Cautionary Statement Regarding Forward-looking Statements
Statements in this blog that are not historical, are forward-looking statements made pursuant to the safe harbor provisions of the Private Securities Litigation Reform Act of 1995. Such statements include, but are not limited to, statements regarding Quicklogic’s intent to effect a reverse stock split, the timing of the reverse stock split, the potential benefits of a reverse stock split, including but not limited to increased investor interest, continued listing on the Nasdaq Capital Market, the potential for a higher stock price, the timing and effects of the proposed amendments to our Amended and Restated Certificate of Incorporation, and any assumptions underlying any of the foregoing.

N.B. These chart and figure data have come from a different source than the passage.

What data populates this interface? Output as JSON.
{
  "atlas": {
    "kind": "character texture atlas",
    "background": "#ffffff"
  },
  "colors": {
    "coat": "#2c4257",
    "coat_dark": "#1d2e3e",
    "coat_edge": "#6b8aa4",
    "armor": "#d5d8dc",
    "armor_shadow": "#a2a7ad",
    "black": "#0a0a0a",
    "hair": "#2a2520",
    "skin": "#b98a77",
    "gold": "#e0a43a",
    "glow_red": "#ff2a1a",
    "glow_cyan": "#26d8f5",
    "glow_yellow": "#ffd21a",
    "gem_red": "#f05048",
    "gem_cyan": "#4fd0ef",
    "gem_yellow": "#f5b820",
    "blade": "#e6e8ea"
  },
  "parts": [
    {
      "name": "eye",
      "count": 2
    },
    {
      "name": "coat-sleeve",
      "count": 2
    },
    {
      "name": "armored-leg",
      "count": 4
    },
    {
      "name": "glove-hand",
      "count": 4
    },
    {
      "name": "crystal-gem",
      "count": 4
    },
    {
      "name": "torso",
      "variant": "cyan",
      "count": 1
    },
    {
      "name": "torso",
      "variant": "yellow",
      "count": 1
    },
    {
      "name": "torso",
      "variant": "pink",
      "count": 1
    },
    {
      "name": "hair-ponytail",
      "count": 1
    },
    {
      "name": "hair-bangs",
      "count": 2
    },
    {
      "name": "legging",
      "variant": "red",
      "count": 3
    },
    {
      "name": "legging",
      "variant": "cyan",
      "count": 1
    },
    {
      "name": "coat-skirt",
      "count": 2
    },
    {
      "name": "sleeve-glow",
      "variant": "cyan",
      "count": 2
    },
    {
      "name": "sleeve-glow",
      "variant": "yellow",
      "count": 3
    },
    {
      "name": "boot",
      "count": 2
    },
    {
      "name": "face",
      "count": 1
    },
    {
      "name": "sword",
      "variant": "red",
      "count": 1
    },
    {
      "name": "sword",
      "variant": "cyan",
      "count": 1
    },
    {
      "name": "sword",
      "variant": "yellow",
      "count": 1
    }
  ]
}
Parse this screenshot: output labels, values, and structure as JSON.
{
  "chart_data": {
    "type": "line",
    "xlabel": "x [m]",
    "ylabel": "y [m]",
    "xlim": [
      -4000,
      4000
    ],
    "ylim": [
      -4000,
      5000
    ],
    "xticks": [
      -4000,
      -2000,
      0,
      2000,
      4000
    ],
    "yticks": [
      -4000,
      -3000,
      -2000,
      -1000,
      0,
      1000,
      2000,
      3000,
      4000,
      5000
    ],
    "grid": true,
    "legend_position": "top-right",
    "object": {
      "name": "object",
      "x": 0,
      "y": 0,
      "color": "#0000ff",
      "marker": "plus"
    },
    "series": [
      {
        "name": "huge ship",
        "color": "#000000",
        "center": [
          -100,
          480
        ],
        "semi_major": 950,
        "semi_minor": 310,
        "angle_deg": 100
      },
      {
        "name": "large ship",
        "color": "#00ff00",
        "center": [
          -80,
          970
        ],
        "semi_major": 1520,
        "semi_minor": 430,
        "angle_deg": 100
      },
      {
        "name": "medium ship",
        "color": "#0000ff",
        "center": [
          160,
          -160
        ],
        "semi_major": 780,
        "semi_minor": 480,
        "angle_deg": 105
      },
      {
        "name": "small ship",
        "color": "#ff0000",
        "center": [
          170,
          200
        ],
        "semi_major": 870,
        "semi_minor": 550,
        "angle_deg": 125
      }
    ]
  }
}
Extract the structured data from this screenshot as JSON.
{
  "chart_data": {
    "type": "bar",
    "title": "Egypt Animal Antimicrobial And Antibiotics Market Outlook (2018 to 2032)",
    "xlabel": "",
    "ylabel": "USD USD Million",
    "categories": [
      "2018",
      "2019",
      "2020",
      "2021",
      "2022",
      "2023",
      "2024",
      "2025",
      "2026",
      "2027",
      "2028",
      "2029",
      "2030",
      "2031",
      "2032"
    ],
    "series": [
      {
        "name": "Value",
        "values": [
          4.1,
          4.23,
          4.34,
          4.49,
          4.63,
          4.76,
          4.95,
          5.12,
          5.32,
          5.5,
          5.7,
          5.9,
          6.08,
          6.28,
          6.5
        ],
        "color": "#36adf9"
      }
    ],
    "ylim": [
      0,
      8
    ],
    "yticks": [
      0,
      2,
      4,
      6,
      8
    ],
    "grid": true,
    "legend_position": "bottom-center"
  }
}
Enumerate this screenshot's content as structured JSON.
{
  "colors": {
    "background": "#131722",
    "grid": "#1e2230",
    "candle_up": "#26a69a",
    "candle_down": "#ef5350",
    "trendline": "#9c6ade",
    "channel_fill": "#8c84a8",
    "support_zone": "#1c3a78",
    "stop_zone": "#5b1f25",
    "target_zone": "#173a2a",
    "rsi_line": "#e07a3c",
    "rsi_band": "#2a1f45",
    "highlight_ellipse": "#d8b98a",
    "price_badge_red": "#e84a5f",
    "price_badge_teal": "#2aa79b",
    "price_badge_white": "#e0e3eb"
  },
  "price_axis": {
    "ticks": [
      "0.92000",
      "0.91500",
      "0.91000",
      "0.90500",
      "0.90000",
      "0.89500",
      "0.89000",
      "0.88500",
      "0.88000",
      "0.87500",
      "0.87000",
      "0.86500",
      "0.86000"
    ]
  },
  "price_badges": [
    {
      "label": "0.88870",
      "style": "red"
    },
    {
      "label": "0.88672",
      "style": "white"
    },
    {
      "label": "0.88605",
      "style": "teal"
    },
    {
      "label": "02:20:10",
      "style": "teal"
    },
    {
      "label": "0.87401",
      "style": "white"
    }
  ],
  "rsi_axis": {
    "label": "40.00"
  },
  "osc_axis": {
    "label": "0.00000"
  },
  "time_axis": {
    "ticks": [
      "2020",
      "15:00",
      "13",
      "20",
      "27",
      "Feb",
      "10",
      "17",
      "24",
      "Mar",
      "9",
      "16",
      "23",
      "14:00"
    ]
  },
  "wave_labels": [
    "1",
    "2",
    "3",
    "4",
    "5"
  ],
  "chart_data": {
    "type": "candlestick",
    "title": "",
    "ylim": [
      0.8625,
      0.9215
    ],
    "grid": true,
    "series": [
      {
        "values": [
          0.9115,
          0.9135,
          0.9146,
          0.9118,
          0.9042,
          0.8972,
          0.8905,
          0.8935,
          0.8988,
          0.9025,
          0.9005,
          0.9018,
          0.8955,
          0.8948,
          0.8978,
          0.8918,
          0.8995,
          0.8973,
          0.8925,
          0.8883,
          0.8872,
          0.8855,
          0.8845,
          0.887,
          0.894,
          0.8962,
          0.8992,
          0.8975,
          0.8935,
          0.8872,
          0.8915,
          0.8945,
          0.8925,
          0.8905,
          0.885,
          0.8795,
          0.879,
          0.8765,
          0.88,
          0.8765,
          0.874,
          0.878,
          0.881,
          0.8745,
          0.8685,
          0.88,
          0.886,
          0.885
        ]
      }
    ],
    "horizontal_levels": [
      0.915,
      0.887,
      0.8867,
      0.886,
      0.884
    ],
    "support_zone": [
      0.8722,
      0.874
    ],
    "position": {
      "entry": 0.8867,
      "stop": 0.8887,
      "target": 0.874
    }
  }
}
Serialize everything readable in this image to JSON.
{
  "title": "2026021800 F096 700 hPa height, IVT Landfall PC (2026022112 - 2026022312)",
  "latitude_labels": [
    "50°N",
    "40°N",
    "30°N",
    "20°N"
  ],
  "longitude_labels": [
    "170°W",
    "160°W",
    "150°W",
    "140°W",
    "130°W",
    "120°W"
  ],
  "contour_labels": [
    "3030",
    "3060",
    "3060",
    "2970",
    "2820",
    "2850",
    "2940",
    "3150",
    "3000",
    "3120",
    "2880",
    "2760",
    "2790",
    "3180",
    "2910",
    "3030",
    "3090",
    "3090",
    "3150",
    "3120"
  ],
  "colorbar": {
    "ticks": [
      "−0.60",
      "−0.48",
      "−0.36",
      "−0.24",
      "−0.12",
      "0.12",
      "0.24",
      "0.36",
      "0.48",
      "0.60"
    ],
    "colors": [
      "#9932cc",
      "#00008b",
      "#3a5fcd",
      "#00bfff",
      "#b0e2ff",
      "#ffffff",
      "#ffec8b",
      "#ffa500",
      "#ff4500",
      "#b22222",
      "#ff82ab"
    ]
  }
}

Words such as “anticipate,” “believe,” “continue,” “could,” “estimate,” “expect,” “intend,” “may,” “plan,” “predict,” “project,” “should,” and “will” and variations of such words and similar expressions are intended to identify such forward-looking statements.
These forward-looking statements are only predictions and may differ materially from actual results due to a variety of factors including: delays in the market acceptance of the Company’s new products; the ability to convert design opportunities into customer revenue; our ability to replace revenue from end-of-life products; the level and timing of customer design activity; the market acceptance of our customers’ products; the risk that new orders may not result in future revenue; our ability to introduce and produce new products based on advanced wafer technology on a timely basis; our ability to adequately market the low power, competitive pricing and short time-to-market of our new products; intense competition, including the introduction of new products by competitors; our ability to hire and retain qualified personnel; our ability to capitalize on synergies with our newly acquired subsidiary SensiML Corporation; changes in product demand or supply; capacity constraints; general economic conditions; political events, international trade disputes, war, terrorism, natural disasters, public health issues, and other business interruptions that could disrupt supply or delivery of, or demand for, the Company’s products; and changes in tax rates and exposure to additional tax liabilities. These and other potential factors and uncertainties that could cause actual results to differ from the results predicted are described in more detail in the Company’s public reports filed with the SEC, including the risks discussed in the “Risk Factors” section in the Company’s Annual Reports on Form 10-K, Quarterly Reports on Form 10-Q and in the Company’s prior press releases, which are available on the Company’s Investor Relations website at http://ir.quicklogic.com/and on the SEC website at www.sec.gov. Should one or more of these risks or uncertainties materialize, or should underlying assumptions prove incorrect, actual results may vary materially from those indicated or anticipated by such forward-looking statements. Accordingly, you are cautioned not to place undue reliance on these forward-looking statements, which speak only as of the date they are made. QuickLogic expressly disclaims any current intention to update publicly any forward-looking statement after the distribution of this proxy statement, whether as a result of new information, future events, changes in assumptions or otherwise.